More than 9,000 people gathered for an Easter sunrise service on the beach of Marco Island, Fla., this past weekend, including small children in bathing suits, the elderly in beach wheelchairs, and dozens sitting in boats dotting the ocean.

“It’s grown exponentially over the years,” said Bill Lyle, pastor of Marco Presbyterian Church (PCA), the host of the event. “It’s become one of the biggest outreaches we do.” The church is comprised of 200 year-round attendees, which grows to 800 to 1,000 during the peak season.

Marco Island is just four by six miles wide, and is home to 10,000 year-round residents. The island’s population swells to 50,000 during the winter.

Marco Presbyterian’s Easter sunrise service, started 22 years ago, has become an annual tradition in Marco Island, and has grown through grassroots involvement. A handful of other local churches help host the service, community members pass out flyers, and police allow participants to camp out on the beach the night before.
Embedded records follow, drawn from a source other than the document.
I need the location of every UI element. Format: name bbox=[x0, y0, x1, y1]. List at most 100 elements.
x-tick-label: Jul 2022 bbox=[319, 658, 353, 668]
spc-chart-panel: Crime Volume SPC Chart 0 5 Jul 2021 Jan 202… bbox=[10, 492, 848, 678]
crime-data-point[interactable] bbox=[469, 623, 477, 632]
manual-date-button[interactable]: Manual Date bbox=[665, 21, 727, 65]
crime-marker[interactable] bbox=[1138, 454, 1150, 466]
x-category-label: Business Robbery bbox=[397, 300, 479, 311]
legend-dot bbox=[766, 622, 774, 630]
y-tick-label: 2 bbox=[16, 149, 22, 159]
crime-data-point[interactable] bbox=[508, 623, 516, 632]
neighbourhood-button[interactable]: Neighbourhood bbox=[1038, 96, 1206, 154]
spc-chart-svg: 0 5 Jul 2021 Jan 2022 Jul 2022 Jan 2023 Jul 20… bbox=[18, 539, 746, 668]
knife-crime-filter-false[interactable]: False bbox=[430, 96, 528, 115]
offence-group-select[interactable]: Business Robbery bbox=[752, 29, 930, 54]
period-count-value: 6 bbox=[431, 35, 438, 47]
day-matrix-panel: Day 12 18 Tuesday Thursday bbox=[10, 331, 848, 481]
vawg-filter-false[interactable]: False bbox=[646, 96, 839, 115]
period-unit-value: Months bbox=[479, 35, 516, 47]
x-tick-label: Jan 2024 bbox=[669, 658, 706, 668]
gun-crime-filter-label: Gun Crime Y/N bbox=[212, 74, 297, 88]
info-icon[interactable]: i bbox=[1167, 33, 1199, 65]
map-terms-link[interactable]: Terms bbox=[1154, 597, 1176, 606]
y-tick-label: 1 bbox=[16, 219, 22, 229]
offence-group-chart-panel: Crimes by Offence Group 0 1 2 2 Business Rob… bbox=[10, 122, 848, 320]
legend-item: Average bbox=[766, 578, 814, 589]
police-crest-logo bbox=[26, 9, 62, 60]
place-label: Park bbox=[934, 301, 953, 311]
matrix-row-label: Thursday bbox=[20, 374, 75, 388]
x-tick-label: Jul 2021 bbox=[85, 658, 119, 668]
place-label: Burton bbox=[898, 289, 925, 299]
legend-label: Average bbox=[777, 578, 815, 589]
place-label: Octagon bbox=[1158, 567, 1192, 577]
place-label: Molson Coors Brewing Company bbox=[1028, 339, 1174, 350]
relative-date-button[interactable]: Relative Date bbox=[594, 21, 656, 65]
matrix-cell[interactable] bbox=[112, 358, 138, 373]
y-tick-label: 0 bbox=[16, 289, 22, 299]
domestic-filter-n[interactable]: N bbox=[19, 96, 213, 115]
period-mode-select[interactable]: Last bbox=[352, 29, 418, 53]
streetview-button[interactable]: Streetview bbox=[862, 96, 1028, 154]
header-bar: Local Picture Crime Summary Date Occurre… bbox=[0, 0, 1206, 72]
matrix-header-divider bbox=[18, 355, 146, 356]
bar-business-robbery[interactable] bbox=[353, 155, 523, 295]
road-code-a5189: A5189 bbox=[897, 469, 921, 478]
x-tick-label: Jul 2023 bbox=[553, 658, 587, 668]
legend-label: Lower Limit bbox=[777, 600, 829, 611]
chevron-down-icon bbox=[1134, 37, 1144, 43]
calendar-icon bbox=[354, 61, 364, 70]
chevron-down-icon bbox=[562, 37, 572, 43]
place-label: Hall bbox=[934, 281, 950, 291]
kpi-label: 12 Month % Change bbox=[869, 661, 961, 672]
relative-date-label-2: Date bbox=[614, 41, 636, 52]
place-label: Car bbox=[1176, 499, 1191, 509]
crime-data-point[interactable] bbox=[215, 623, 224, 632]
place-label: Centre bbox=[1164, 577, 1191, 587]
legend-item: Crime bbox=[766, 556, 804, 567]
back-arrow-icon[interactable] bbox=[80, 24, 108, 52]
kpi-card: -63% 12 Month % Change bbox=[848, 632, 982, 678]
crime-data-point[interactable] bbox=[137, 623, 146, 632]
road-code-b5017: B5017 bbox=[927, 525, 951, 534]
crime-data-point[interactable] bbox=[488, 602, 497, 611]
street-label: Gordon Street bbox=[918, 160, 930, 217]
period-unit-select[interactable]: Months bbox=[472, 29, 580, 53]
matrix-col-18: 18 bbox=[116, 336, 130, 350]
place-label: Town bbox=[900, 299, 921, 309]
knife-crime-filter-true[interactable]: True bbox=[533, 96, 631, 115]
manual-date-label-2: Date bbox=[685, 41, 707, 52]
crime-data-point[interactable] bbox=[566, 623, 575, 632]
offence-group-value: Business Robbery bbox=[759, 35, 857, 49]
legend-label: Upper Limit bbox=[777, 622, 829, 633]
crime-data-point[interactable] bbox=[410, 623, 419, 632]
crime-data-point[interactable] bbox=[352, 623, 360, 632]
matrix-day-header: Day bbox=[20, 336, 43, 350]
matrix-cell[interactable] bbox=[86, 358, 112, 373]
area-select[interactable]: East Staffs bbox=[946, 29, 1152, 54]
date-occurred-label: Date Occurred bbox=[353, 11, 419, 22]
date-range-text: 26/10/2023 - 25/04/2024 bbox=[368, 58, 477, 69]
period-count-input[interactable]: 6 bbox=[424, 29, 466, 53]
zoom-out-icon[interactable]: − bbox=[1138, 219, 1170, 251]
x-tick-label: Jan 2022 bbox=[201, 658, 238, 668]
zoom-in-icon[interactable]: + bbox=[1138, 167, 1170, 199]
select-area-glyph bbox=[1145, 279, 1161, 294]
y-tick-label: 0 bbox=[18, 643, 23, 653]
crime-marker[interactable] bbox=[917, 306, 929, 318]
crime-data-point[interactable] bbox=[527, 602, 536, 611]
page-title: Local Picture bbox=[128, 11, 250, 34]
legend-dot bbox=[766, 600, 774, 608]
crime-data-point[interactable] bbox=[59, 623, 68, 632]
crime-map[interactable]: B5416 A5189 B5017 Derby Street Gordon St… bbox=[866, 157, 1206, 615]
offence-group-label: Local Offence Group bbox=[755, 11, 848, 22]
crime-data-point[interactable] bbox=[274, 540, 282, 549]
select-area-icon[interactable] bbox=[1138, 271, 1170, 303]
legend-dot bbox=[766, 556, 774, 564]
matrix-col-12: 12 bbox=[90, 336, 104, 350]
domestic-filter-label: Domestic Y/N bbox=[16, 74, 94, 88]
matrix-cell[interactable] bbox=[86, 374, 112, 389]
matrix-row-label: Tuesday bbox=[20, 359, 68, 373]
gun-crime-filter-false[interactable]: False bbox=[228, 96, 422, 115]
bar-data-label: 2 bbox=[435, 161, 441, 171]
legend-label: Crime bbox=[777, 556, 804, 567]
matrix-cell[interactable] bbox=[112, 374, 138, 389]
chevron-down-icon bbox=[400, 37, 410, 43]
“As the sun was rising during the service, I couldn’t tell the size of the crowd,” said Lyle, who preached a message titled, The King Lives—And It Isn’t Elvis. “But as the sun peeked through, as far as the eye could see there were people 180 degrees around.”

Lyle reports that many are attracted to the annual service because of a spiritual hunger. “People are more in tune spiritually and want to connect with something greater than themselves. They want the consistency of an Easter message.

“Our church motto is to minister across the island, bridge, and sea. And this service helps us do that.”